There is no better filmmaker in existence to have made this film, a document of one of the greatest treasures in human history made by a director who is one of the greatest living legends in cinema history. Werner Herzog, who deftly alternates between fiction and documentary films like no other filmmaker alive (Spike Lee has done fairly well in this regard, too), presents a truly jaw-dropping 3D journey through the Cave of Chauvet-Pont-d'Arc, a cave in southern France that houses some of the oldest known artworks of the human race. Through his necessarily limited exploration of the cave (the crew was allowed to film only four hours a day for one week, and only under the strictest of guidelines) and extensive interviews with various fascinating and eccentric experts, Herzog delves into the mysteries of the beginnings of human consciousness and, by looking deep into the past, ultimately considers the possibilities of the future.

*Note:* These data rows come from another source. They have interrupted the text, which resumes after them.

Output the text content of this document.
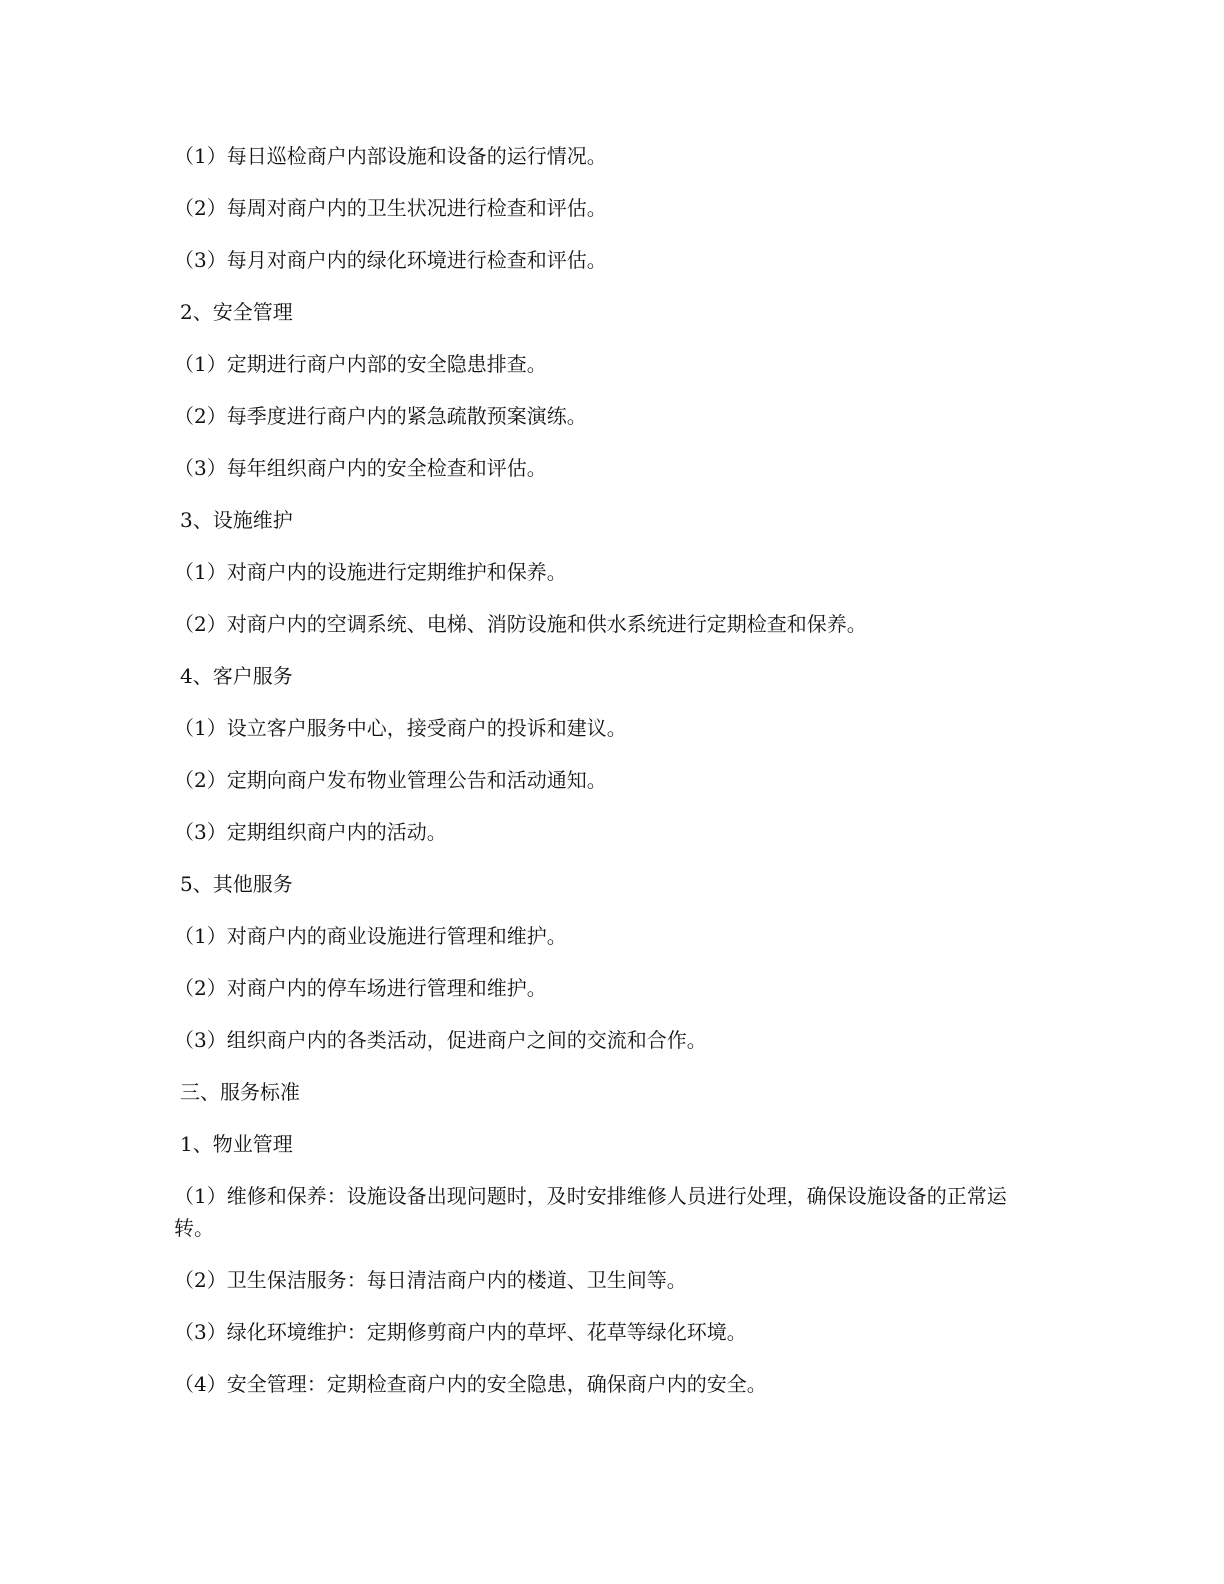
（1）每日巡检商户内部设施和设备的运行情况。

（2）每周对商户内的卫生状况进行检查和评估。

（3）每月对商户内的绿化环境进行检查和评估。

2、安全管理

（1）定期进行商户内部的安全隐患排查。

（2）每季度进行商户内的紧急疏散预案演练。

（3）每年组织商户内的安全检查和评估。

3、设施维护

（1）对商户内的设施进行定期维护和保养。

（2）对商户内的空调系统、电梯、消防设施和供水系统进行定期检查和保养。

4、客户服务

（1）设立客户服务中心，接受商户的投诉和建议。

（2）定期向商户发布物业管理公告和活动通知。

（3）定期组织商户内的活动。

5、其他服务

（1）对商户内的商业设施进行管理和维护。

（2）对商户内的停车场进行管理和维护。

（3）组织商户内的各类活动，促进商户之间的交流和合作。

三、服务标准

1、物业管理

（1）维修和保养：设施设备出现问题时，及时安排维修人员进行处理，确保设施设备的正常运转。

（2）卫生保洁服务：每日清洁商户内的楼道、卫生间等。

（3）绿化环境维护：定期修剪商户内的草坪、花草等绿化环境。

（4）安全管理：定期检查商户内的安全隐患，确保商户内的安全。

The deep underground cave explored and documented in loving detail by Herzog and his crew of four was discovered in 1994 by Jean-Marie Chauvet (for whom it was named), Eliette Brunel Deschamps and Christian Hillaire, who found it by following an air current coming out of the ground. A landslide over 20,000 years ago had sealed the cave, effectively making it a perfect time capsule for the ensuing millennia and keeping its extraordinary artifacts amazingly fresh, which led to suspicions by some that the paintings on the walls were, in fact, a modern hoax. This is briefly addressed in the film, with experts pointing out the layers of calcification over the charcoal lines of the paintings that could only have been produced over thousands of years. The excitement and emotion felt by the many archaeologists, scientists and other experts in various fields is palpable, and the often amazing cinematography makes it infectious.
This is 3D filmmaking at its finest and most essential. While successful past films like James Cameron's Avatar (2009) used the technology to make a fantasy world that the audience could never physically experience into something real and almost tangible, Cave of Forgotten Dreams does the same for a real, earthly place that the audience has no more hope of actually physically experiencing, since the French government has again sealed off the cave in order to protect its contents for generations even further into the future. In a way, then, Herzog's film is like the cave art itself - a unique and truly exceptional piece of human history to be treasured. The use of 3D accentuates the contours of the cave walls and the way that the ancient artists used them in their depictions of the various animals they painted, most of which are now extinct (or at least evolved into the elephants, antelope, bear, lions and other mammals we know today). While the 3D effect is not always as slick and perfect as in CGI extravaganzas like Avatar, the reality of the surfaces it is used to photograph makes it an even more immersive experience; at times I was transported back to the wonder I felt when I saw my first 3D movie as a child, the 1953 Jack Arnold sci-fi thriller It Came from Outer Space (no, I'm not that old - it was a revival), and I literally felt like I could crawl into the screen and walk around the cave myself.
Beyond the visual experience, though, amazing as it really is, Cave raises a number of very intriguing and tantalizingly unanswerable questions about the nature of human development. At one point, we are shown a series of overlapping paintings of antelopes which were created a few thousand years apart (determined by carbon dating), which provides one possible answer for the eternal question of why early humans began to create such art: whether intended or not, perhaps the expressions of the first painter provided instruction for that of the later ones. Additionally, we see several examples of animals depicted with multiple legs, indicating motion in a surprisingly early prototype of cinematic imagery itself. Herzog follows one of these revelations with a throwaway point-of-view shot of one of his 3D cameras in use that, when seen in the intended way on the big screen in 3D, will seriously mess you up.
Many critics and audience members have complained about the film's score by Ernst Reijseger, which is a bit intrusive and gratuitous at times, as well as its slow pace, which I personally found more contemplative and, as the title suggests, dreamlike, and therefore perfect. There is also a "Postscript" at the end of the film that seems to come out of left field and has also been cited as a source of alienation for some, but this actually points, in a somewhat oblique way, to the unanswerable questions that have come before. Herzog, to his great credit, is not interested in answers and solutions, but rather in exploring the great mysteries of the human experience, and this particular excavation is well worth the trip. More impressive than the surprisingly advanced paintings found in the Chauvet cave is the cave itself, which often resembles some sort of alien planet in its strange and sometimes seemingly impossible formations. Even if the ancient paintings that serve as the film's ostensible subject seem a little primitive to our modern eyes, nature is still as wild and wondrous as ever, and Herzog captures it like no other.